All along this section of sand between Kalaloch and Rialto Beach are tidal pools that secure a multitude of strange looking creatures. Sea stars clutch at overhanging rock, Sea anenomes, urchins, sculpin and nudibranches cling to what was once bedrock while mollusks, periwinkle snails, gooseneck and acorn barnacles glue themselves everywhere.
The sun drops to meet the horizon at sea level in a dull orangy blur and we can smell rain on the way so we turn around and make for the cabin. It rains 200 plus inches a year here and we arrive at the cozy room just as the mist that became a drizzle becomes a drench.
Inside there is a Franklin stove and a nice pile of dry wood. We marvel at the good timing and rain avoidance as the flames lick the logs into respectable heat.

Power Places

I flip through the images on my digital camera and I’m drawn into the weird geology captured there. Sandstone in particular is the most common substance to be carved into exotic moonscapes. Piddock Clams, common along the west coast, are the culprits that form those cool ‘finger holes’ and striations of clay or other softer materials that the ocean waves
pummel away at leave the flatter formations of sandstone looking like huge ruffles potato chips.
I click onto a shot of my wife leaning against an immense, slanted boulder. Smoothed by wave action into looking softer than it is, with rifts dividing it’s surface into thirds, it’s shape is defined by dark algae in the crevices. She calls this ‘a power rock’ and claims to be able to feel the vibrational energies as they well up from the earth.

I learned a long time ago not to question her claims, however bizarre, but I did my own hands-on research there and didn’t feel much beyond a cold, sandy consistency and maybe a bit of loneliness as she walked on without me down the beach.
Still, there is no question that this is a powerful place. The disparate elements of wind, earth and water come together here to form an ongoing natural art project, complete with the joy of animal abundance and the tragedy of death by slow erosion, the beauty it creates completing the cycle.

Masses of interlaced driftwood bones bleached by salt and sun rim the transition between surf and incline cinching up the grassy-skirted cliff for miles like a tumultous wooden belt.
Gray-green rocks from palm-sized to dime-size, rounded to near perfect circles by grinding, sand-laced ocean waves, haphazardly carpet long portions of beach so that they resemble a treasure of stoney coins spilled from a giant’s pocket.
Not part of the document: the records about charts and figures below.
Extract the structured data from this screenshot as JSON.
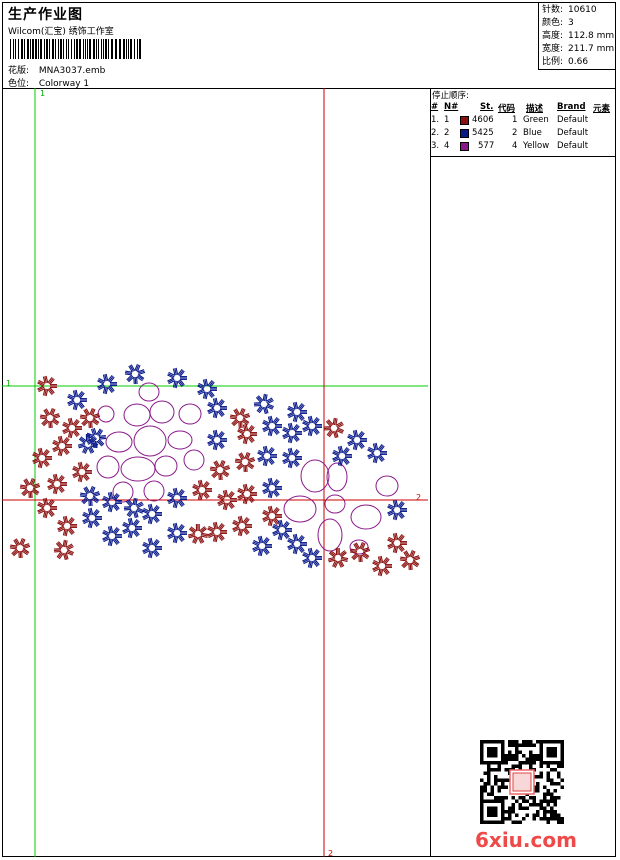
{
  "header": {
    "title": "生产作业图",
    "studio": "Wilcom(汇宝) 绣饰工作室",
    "file_label": "花版:",
    "file_value": "MNA3037.emb",
    "colorway_label": "色位:",
    "colorway_value": "Colorway 1"
  },
  "stats": {
    "stitches_label": "针数:",
    "stitches_value": "10610",
    "colors_label": "颜色:",
    "colors_value": "3",
    "height_label": "高度:",
    "height_value": "112.8 mm",
    "width_label": "宽度:",
    "width_value": "211.7 mm",
    "scale_label": "比例:",
    "scale_value": "0.66"
  },
  "stop_sequence": {
    "title": "停止顺序:",
    "columns": [
      "#",
      "N#",
      "St.",
      "代码",
      "描述",
      "Brand",
      "元素"
    ],
    "rows": [
      {
        "num": "1.",
        "n": "1",
        "color": "#8b1010",
        "stitches": "4606",
        "code": "1",
        "desc": "Green",
        "brand": "Default"
      },
      {
        "num": "2.",
        "n": "2",
        "color": "#0a1a8a",
        "stitches": "5425",
        "code": "2",
        "desc": "Blue",
        "brand": "Default"
      },
      {
        "num": "3.",
        "n": "4",
        "color": "#8a1a8a",
        "stitches": "577",
        "code": "4",
        "desc": "Yellow",
        "brand": "Default"
      }
    ]
  },
  "guides": {
    "v1": "1",
    "h1": "1",
    "h2": "2",
    "v2": "2"
  },
  "colors": {
    "red_thread": "#8b1010",
    "blue_thread": "#0a1a8a",
    "purple_thread": "#8a1a8a",
    "guide_green": "#00cc00",
    "guide_red": "#cc0000",
    "watermark": "#ef4a4a"
  },
  "watermark": "6xiu.com"
}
A lone bald eagle, enconsced in a high, barkless spar-tree, stoically ignores the harrassment of ravens in a nearly artifically, immobile perusal of the terrain below.

Other naturally powerful places exist in other parts of the world and men have historically sought them out. Mt. Haleakala on the island of Maui is said to be the home of Madame Pele, the steppes of Upper Mongolia hold the ghosts of mongol horsemen for all eternity and the Caves of Shanidar in northern Iraq have been found to contain human remains dating from 60,000 BC.
Beyond all of this, what we find when we walk the timeless sands of ocean beaches is the interconnectedness of all things.
The feeling that any of us get when we tap into something as simple and primal as moving our bodies across very old ground, across living examples of creation, across time itself.